Kişisel zevkelerimizi veya zevksizliklerimizi de ortaya dökerek tartışmaya başladığımız yeni bir gündemiz var: Girne’deki yüksek binalar…
Tartışmaların bu noktasında herkes biliyor ki, konu yıllardan beri yetkililerin gündeminde bulunuyor. Öyle veya böyle, yüksek bina yapma taleplerinin Girne Belediyesi’ne ve hükümet yetkililerine neredeyse 7-8 yıldan beri yoğun bir şekilde iletilmekte olduğunu biliyoruz, artık!
Ortada böyle girişimler olduğuna göre, yatırımcı işadamları ‘bunun iyi bir iş’ olduğuna inanıyor olmalılar… Zaten her yatırım, öncelikle böyle bir inançla başlar… Bunu fazlaca sorgulamanın bir anlamı yok…
Kamuoyunun esas olarak üzerinde durması gereken soru şu olmalıdır: Bu konu, neden bunca zaman ele alınmadı? İmar Planı mı yapılırdı; Girne hakkında tartışmalar mı düzenlenirdi; yoksa Girne’nin sanal görüntüleri üretilerek halka böyle bir Girne isteyip istemedikleri mi sorulurdu bilemeyiz ama mutlaka birşeyler yapılmalıydı.
Birinci sonuç şudur: Kamu yönetimi, yatırımcıları, Girne’nin geleceğini, insanlarımız iş ihtiyacını ciddiye almıyor.
* * *
Şimdi, Girne’nin sokaklarında şöyle bir dolaşalım isterseniz:
Girne neredeyse pislikten geçilmiyor. Çöpler, sokaklarda biriktirilir duruma geldi.

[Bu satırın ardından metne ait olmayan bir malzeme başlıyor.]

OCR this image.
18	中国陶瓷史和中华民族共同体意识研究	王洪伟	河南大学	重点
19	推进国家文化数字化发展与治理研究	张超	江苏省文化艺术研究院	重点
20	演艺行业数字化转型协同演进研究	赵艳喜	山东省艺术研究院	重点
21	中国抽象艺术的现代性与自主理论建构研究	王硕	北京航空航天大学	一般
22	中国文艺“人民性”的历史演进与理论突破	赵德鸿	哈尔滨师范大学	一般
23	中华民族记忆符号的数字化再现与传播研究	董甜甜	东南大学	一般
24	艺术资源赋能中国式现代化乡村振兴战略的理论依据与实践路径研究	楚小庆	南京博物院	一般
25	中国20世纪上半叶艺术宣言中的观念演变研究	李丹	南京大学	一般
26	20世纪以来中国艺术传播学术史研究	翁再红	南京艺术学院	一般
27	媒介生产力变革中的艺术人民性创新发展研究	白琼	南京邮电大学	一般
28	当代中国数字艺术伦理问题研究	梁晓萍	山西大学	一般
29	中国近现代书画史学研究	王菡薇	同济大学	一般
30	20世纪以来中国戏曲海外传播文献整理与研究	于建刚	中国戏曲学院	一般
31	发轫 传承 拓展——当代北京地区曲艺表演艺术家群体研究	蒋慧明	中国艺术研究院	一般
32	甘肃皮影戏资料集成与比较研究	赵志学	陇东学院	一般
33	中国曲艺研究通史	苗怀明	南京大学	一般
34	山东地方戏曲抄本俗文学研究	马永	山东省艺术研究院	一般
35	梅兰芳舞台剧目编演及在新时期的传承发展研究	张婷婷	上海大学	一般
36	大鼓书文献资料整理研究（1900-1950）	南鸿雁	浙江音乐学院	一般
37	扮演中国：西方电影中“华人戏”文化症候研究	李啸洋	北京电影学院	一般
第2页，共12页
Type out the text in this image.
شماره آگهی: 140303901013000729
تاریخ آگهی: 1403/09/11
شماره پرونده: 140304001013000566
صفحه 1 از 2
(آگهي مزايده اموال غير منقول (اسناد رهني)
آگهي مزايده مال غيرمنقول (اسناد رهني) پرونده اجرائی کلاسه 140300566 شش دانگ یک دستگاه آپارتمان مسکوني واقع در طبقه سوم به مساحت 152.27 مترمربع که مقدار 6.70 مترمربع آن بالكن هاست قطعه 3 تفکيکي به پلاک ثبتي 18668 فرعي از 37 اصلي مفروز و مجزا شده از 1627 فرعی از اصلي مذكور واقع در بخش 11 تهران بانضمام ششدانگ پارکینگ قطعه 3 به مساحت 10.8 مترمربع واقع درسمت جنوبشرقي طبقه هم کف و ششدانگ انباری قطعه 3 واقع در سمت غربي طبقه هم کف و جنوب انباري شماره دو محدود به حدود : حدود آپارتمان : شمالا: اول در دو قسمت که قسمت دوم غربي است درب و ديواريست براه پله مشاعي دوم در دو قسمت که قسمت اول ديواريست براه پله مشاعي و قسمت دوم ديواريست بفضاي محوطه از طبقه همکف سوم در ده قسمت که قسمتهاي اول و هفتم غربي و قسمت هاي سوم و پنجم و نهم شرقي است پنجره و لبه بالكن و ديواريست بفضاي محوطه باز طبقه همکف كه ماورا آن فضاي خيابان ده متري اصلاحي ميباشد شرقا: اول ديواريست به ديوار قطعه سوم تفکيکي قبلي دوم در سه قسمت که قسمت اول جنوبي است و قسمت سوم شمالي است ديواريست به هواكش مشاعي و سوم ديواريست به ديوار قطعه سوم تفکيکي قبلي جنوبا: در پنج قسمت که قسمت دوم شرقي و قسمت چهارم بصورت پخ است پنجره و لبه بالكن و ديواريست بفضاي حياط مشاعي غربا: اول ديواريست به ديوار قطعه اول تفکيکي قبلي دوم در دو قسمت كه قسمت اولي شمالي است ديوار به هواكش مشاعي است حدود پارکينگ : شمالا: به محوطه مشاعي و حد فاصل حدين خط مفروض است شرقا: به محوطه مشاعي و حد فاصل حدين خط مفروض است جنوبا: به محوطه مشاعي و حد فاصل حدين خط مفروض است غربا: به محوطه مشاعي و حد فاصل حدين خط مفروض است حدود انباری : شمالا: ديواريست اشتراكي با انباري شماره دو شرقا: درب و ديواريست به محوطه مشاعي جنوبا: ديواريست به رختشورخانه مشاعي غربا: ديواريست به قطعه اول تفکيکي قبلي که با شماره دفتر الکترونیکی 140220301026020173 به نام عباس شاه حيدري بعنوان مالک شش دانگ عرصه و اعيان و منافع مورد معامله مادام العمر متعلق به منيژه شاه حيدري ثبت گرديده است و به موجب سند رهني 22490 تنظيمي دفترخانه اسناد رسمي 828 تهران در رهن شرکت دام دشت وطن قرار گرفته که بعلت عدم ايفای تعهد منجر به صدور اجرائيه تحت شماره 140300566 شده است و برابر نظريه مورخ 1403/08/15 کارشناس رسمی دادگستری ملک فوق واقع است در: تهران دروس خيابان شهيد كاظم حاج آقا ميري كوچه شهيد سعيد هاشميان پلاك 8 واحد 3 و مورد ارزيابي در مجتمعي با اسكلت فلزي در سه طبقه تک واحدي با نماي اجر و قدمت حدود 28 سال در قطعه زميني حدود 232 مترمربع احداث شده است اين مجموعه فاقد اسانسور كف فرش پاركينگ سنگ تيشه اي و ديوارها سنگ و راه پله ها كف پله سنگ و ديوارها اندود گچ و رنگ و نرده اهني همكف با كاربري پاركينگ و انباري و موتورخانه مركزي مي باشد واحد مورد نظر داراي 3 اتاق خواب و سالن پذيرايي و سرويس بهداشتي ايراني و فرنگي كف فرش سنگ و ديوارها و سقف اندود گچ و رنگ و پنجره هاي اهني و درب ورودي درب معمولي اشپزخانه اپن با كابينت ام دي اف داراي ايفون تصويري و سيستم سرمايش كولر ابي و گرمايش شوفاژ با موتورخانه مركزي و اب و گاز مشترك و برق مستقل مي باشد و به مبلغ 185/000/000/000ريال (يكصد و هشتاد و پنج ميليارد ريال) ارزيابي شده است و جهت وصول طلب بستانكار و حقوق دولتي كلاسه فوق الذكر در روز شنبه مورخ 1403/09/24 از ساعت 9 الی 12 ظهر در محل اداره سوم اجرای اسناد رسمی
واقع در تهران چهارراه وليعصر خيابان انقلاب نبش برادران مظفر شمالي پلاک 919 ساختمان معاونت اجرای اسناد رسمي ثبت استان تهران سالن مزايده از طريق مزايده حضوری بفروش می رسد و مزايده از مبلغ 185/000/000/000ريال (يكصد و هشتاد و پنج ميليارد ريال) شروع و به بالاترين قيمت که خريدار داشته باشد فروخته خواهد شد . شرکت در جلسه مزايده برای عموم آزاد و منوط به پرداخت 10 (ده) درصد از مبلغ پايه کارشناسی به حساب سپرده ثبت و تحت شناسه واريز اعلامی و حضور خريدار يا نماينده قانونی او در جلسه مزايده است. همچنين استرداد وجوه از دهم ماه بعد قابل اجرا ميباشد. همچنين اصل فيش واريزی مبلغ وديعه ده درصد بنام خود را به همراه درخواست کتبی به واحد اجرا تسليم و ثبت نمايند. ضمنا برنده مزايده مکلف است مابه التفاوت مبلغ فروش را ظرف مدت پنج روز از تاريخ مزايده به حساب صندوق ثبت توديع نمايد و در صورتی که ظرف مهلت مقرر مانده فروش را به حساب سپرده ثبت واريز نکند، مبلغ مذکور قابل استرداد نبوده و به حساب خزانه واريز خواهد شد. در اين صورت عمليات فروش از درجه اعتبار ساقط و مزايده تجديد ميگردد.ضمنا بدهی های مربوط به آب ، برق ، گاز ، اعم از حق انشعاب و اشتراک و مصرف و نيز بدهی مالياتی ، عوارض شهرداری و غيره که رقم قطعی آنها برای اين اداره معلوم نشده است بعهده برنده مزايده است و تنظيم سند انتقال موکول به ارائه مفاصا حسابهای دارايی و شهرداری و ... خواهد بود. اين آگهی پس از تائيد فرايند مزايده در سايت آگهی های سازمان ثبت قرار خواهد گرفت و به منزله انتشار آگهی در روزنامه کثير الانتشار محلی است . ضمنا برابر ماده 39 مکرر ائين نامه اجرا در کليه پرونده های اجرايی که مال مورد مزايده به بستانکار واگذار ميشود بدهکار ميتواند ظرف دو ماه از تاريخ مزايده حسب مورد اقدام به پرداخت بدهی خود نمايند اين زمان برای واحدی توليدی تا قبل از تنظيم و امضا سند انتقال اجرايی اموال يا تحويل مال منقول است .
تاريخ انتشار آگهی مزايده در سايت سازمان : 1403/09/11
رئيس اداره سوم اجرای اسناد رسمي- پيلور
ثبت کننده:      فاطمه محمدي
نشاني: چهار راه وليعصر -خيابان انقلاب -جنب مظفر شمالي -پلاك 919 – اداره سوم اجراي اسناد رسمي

Girne’deki binalar, çevreleri yaşabilir durumda mı? Binaların bakımı yapılıyor mu?
En önemlisi eski limanın durumudur tabii… Bir zamanlar turizmin gözdesi olan Girne Limanı, gezilecek, vakit geçirilebilecek bir yer durumunda mı? Girne Limanı’nı kaderine terk edenlerin, Girne hakkında söz söyleme hakkı olabilir mi?
Girne’de gezilip görülebilecek yerler hakkında kimin bilgisi var?
Girne’nin sokaklarında, caddelerinde dolaşan turistlere tanık olmayalı ne kadar uzun süre oldu değil mi?
* * *
Bir de Kıbrıs Türk halkının geleceğine ilişkin kaygılar var…
Girne büyümeyecekse, ziyaret edilen, yaz tatilerinin geçirildiği bir yer olmayacaksa, Kıbrıs’ın incisi olmaya nasıl devam edecek?
Girne, Kuzey Kıbrıs’ın kalkınmasına öncülük edecekse, mutlaka yapılaşmaya devam edecek; yeni kapasiteler ortaya çıkaracak; Girne’ye ve adaya yeni müşteriler gelmesine olanak verecektir.
İlginçtir, şimdi yüksek binalara veya yeni yatırımlara karşı çıkanlar, Karpaz’a elektrik götürülmesine, yeni yollar yapılmasına, Bafra’daki turizm yatırımlarına karşı çıkanlarla ayni neredeyse ayni kişilerdir. Her yeniliğin karşısındalar; her yatırımı kötülemekteler…
O zaman sormak gerekmez mi? ‘Bu adada nasıl varolacağız’?
* * *
Kıbrıs Türk tarafı, Kıbrıs sorununa çözüm bulma çabalarına katkı koymak için, Güney’de kalan Kıbrıslı Türk mülklerinin kentsel dönüşüm projeleri de çağdaş kullanımlara açılabileceğini ve bunun yaratacağı değer ile Kuzey’de kalan Kıbrıslı Rum mallarının tazmşin edilebileceği formülünü geliştirdi… Bu formül, bütün dünya tarafından ilgiyle karşılandı…
Şimdi bu örneği Kuzey Kıbrıs’ta bizzat yaratmamızın zamandır.
* * *
Girne’ye yüksek bina yapılması tartışması, geleceğin Girnesi kadar, geleceğin Kıbrıs Türk halkının nasıl yaşayacağını da belirliyor: Geçmişi anarak, eskiye özlem duyarak yaşamak mı; yoksa geleceği şekillendirerek çocuklarımıza yeni bir dünya bırakmak mı?